Sejumlah produk kelas atas diprediksi bakal terdampak langsung, termasuk seri Nvidia GeForce RTX 50 dan AMD Radeon RX 9000 yang sejak awal memang sudah dibanderol tinggi. Bahkan, Nvidia RTX 5090 yang dirilis dengan harga sekitar US$1.999 disebut berpotensi melonjak hingga menyentuh angka US$5.000 dalam tahun yang sama.
Alasan di balik kenaikan harga ini dinilai cukup jelas. Selain meningkatnya biaya produksi, perusahaan teknologi raksasa seperti OpenAI juga menjadi “konsumen rakus” perangkat keras. CEO Nvidia, Jensen Huang, pernah menyebut bahwa generasi AI berikutnya membutuhkan daya komputasi hingga 100 kali lebih besar dibanding model sebelumnya. Sementara itu, CEO Microsoft bahkan mengungkapkan bahwa perusahaannya kekurangan pasokan listrik untuk menjalankan seluruh GPU yang sudah dimiliki.
Terlepas dari pro dan kontra soal hype AI generatif dan large language model (LLM), fakta di lapangan menunjukkan bahwa perusahaan teknologi terus memborong GPU dan memori dengan asumsi kebutuhan komputasi akan terus meningkat. Kondisi ini membuat permintaan terhadap GPU semakin tinggi, sementara pasokan terbatas—sebuah kombinasi klasik yang mendorong lonjakan harga.

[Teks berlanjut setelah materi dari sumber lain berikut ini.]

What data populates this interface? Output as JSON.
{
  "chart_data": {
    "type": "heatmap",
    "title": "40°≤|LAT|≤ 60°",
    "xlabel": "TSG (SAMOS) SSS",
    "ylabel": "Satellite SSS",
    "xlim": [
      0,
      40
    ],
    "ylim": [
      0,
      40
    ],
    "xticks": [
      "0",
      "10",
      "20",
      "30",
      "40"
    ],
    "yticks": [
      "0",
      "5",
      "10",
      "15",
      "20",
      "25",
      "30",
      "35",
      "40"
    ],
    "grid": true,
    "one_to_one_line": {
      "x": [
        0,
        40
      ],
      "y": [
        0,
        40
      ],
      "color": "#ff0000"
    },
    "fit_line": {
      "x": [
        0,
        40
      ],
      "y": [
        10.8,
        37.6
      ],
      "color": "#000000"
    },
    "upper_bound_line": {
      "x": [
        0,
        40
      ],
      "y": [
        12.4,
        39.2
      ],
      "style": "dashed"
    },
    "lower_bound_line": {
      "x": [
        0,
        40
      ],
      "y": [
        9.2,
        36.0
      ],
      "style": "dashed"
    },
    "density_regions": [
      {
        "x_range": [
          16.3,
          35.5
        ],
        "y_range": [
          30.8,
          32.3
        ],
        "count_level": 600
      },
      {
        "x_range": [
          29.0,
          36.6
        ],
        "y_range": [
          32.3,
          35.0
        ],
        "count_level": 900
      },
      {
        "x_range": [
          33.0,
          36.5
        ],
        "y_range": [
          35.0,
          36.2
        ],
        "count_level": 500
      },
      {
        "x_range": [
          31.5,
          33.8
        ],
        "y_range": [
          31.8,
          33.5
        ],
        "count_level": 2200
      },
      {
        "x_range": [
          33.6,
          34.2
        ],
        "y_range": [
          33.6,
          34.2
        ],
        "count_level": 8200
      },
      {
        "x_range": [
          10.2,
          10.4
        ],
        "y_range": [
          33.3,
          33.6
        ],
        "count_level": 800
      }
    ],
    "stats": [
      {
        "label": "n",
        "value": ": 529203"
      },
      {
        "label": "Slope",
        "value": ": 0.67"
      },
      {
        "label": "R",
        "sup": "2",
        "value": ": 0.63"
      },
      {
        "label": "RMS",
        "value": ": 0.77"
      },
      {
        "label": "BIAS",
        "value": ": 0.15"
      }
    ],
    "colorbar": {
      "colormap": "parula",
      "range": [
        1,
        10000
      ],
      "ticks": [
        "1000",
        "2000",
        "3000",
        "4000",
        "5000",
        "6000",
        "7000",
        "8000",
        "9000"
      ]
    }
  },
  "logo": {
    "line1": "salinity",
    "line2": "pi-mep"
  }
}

Bagi konsumen umum, khususnya gamer dan perakit PC, situasi ini jelas bukan kabar baik. Jika tren ini berlanjut, harga komponen PC diperkirakan akan semakin mahal dalam beberapa bulan ke depan. Di sisi lain, industri game justru kian agresif mengadopsi AI. Square Enix, misalnya, berencana menggantikan hingga 70 persen proses quality assurance (QA) dengan AI pada 2027, sementara Ubisoft menyebut AI sebagai revolusi besar yang setara dengan peralihan industri ke teknologi 3D.